Countless citizens are unaware of the various government services at their disposal and the annual Social Development Month — throughout October aims to close that gap.
The month-long event is spear-headed by the Department of Social Development which partners with its agencies, National Development Agency (NDA), the South African Social Security Agency (SASSA), and provincial departments, non- governmental organisations and community-based organisations to highlight key government programmes that address socio-economic challenges.
Social Development Month will be launched in Mokgophong, Limpopo province, on October 4. Accelerating service delivery is a vital goal during this month. The Department of Social Development willuse this month to ensure that the quality of services that it provides is up to a standard to fulfil citizen’s needs while restoring their dignity and human rights.
The Social Development Month programme will unfold with activities in all provinces. Its theme is ‘Working together to build caring and sustainable communities’.
Social Development’s Minister Bathabile Dlamini said that this initiative will highlight government’s partnership with civil society in overcoming social challenges. “It is a time in which we call on all South Africans to show social solidarity with the poor by working together with government to accelerate the pace of service delivery, particularly in areas where there is great need. We will use Social Development Month to consolidate our work to improve the lives of many of the vulnerable groups within our society, including orphans and children, youth, women, older persons and people with disabilities,” she said.
Dlamini said that Social Development Month also serves as an opportunity for her department to expand social partnerships. “The task of meeting our people’s needs for emancipation cannot be achieved by the government alone. This must be in collaboration with business, civil society and our communities. As part of our endeavours to accelerate service delivery, particularly in rural areas, we will be working with the Congress for Traditional Leaders Association of South Africa to ensure that no part of our country remains under- developed. People in rural and remote areas have equal rights to those living in big cities,” said Dlamini.
One of the month’s highlights is the launch of the Khuseleka One-Stop Centre in Polokwane on October 5. This is a partnership with the European Commission to provide a continuum of restorative services to persons who have been at the receiving end of domestic violence, abuse, crime and gender- based violence.
Dlamini said that the government would further “undertake a number of programmes in the fight against the abuse of women and children”. “This includes creating greater public awareness to highlight the negative effects of gender-based violence on our entire society. Key amongst our interventions is the establishment of One-Stop Centres and shelters to provide much needed services,” she said.
The Department of Social Development will also its campaign called ‘Taking DSD to communities.

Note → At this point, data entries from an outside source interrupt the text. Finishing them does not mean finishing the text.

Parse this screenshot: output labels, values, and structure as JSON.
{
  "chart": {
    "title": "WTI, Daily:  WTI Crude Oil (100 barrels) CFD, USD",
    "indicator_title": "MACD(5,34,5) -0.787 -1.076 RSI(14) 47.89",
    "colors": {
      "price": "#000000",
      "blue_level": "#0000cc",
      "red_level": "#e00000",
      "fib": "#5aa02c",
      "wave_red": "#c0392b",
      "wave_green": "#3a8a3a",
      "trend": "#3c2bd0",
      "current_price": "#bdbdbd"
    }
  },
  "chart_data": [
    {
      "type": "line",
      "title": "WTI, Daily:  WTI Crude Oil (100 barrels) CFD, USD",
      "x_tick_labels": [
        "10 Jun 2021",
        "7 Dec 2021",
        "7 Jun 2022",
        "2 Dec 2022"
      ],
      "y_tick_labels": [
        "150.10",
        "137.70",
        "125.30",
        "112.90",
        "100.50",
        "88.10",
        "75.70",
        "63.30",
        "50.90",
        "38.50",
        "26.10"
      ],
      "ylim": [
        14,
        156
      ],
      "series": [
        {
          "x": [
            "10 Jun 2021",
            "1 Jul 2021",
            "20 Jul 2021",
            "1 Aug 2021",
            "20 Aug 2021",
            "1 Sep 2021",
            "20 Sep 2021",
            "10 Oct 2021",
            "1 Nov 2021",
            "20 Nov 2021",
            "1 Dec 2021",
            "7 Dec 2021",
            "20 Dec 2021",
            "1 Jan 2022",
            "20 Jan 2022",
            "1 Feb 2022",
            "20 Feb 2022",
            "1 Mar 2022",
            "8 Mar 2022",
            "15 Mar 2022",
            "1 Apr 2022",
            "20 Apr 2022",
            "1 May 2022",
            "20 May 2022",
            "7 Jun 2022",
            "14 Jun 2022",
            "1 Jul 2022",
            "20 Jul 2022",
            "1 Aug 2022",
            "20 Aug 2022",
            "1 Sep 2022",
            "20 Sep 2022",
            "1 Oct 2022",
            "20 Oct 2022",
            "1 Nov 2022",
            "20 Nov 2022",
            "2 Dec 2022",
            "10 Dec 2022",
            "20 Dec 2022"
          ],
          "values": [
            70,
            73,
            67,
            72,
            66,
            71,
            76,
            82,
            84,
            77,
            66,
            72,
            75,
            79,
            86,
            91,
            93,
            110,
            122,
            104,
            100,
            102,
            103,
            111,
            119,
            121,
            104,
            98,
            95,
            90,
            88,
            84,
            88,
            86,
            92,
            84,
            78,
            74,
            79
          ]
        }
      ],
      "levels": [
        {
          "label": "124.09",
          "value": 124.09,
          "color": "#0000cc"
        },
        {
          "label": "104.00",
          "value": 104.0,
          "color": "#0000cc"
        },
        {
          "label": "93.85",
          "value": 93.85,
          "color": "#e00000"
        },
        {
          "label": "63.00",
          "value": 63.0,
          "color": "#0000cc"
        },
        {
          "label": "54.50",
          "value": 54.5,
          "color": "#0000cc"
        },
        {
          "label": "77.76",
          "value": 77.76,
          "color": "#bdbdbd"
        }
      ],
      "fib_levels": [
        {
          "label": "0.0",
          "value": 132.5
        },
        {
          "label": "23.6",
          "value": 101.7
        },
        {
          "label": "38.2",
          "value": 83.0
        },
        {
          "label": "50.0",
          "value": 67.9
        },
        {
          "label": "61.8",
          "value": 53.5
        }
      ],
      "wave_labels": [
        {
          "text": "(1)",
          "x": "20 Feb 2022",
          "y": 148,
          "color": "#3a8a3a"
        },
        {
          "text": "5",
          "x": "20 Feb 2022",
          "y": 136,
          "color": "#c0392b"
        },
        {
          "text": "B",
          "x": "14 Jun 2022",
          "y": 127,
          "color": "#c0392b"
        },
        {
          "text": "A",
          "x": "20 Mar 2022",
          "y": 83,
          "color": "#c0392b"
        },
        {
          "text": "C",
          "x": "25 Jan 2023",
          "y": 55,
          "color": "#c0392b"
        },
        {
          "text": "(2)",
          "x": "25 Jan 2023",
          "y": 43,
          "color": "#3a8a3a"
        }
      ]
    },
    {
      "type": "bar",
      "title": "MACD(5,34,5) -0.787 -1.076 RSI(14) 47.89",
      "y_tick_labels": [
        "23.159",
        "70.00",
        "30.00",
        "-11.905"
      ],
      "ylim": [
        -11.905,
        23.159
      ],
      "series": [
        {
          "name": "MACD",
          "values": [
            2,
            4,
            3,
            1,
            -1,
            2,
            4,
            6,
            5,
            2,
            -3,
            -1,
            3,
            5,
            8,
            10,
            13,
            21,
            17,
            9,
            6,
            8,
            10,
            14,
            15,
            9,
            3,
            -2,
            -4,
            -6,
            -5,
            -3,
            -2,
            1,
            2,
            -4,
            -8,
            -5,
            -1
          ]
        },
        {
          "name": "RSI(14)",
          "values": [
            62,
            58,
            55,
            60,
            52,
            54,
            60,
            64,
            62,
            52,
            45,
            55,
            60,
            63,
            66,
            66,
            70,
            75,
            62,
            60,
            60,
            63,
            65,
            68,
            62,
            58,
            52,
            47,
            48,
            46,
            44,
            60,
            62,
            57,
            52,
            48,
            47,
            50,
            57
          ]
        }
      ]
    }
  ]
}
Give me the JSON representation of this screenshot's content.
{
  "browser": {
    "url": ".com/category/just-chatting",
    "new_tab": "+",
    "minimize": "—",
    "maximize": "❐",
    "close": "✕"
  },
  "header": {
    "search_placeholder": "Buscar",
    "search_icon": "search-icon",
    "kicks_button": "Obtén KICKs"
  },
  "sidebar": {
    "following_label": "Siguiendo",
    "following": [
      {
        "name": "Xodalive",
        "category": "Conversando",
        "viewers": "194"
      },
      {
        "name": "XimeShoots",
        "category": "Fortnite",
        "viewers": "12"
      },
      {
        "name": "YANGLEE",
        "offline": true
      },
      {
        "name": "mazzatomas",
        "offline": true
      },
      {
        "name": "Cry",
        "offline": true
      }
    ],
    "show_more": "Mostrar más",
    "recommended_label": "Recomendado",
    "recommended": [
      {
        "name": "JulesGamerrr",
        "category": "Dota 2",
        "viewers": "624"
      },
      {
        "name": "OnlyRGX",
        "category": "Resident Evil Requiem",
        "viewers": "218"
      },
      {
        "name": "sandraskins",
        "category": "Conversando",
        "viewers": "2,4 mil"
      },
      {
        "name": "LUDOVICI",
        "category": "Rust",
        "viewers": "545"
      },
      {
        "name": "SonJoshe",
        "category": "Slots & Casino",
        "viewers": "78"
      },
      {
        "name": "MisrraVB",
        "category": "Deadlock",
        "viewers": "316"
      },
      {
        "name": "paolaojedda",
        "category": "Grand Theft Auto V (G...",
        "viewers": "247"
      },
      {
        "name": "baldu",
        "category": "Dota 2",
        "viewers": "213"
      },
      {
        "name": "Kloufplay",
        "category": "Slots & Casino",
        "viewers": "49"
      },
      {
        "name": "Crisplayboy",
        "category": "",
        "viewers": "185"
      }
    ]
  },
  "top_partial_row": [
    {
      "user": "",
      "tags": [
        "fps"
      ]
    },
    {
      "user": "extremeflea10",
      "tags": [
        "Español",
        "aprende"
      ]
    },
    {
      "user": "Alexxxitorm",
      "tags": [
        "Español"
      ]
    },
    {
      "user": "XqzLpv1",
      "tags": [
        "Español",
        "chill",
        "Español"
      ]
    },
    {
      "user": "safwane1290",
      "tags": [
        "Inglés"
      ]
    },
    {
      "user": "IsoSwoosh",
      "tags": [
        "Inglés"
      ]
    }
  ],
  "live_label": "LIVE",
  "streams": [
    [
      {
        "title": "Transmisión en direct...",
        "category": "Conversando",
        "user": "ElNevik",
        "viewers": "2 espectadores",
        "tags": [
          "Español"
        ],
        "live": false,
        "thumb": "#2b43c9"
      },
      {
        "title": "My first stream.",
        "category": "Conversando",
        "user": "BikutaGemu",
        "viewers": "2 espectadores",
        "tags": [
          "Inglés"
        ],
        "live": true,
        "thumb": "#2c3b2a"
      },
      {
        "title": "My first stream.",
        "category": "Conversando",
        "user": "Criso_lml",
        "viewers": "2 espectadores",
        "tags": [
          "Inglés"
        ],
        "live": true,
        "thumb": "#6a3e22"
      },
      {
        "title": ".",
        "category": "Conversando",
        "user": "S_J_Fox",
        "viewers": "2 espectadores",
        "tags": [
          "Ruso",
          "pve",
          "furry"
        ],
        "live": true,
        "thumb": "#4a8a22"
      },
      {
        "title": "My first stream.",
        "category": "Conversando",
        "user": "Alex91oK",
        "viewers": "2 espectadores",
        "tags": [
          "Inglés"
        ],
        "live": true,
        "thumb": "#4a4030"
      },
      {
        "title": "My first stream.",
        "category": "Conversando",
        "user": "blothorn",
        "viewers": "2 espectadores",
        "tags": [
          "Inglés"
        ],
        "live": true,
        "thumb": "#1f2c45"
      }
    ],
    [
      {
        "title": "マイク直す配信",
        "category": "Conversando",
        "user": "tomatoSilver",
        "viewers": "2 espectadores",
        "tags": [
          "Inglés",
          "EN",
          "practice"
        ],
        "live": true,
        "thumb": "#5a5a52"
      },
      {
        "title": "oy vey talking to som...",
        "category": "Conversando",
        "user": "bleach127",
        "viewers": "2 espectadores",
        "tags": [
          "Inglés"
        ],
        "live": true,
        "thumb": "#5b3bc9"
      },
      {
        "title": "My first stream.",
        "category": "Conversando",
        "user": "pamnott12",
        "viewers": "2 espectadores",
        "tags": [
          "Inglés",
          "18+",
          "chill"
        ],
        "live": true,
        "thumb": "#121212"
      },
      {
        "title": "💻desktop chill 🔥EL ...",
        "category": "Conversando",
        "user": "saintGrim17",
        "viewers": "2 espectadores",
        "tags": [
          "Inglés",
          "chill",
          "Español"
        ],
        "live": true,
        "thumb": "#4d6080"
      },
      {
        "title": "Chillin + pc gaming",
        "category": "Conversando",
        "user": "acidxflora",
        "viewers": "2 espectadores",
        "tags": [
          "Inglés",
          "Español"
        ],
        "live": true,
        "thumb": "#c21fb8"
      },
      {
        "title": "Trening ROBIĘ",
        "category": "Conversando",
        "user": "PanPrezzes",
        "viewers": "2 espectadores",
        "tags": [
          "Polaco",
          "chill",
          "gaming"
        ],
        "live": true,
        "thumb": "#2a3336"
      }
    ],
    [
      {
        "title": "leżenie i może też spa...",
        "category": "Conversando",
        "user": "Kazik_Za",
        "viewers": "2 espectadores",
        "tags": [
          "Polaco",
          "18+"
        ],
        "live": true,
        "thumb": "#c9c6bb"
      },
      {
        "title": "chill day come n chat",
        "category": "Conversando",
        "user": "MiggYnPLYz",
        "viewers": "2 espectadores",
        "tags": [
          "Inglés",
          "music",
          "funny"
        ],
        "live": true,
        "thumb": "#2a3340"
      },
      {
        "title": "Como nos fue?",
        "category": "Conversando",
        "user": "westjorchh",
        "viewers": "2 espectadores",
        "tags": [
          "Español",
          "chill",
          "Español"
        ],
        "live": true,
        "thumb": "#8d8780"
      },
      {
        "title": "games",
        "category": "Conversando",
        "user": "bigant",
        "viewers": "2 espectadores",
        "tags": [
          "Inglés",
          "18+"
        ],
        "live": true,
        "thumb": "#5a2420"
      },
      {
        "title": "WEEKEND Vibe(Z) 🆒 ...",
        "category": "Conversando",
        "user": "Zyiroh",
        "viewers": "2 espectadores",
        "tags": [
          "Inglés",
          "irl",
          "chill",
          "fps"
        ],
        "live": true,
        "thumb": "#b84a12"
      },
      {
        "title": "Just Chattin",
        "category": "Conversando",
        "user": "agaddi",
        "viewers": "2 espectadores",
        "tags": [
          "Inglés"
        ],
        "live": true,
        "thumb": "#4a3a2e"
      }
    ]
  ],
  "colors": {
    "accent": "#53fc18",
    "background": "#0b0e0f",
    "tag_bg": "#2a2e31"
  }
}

This campaign is led by the department’s Deputy Minister Maria Ntuli. It is anchored on the belief that community development will never take off unless there is intimate interaction between the government and the people it serves.
The aims of this campaign are: to create greater public awareness of the department’s programmes and services which tackle socio-economic challenges such as poverty, HIV and Aids, social exclusion, child protection and substance abuse, amongst others. It also seeks to strengthen and mobilise communities, strengthen service delivery partnerships through promotion of constructive engagement between the department, its agencies as well as communities.
It is a programme to raise awareness about the department’s services to accelerate the pace of building caring and sustainable communities. Essential among these services is the provision of social grants managed by the South African Social Security Agency (SASSA). Millions of South Africans who cannot work or sustain them- selves depend on these grants.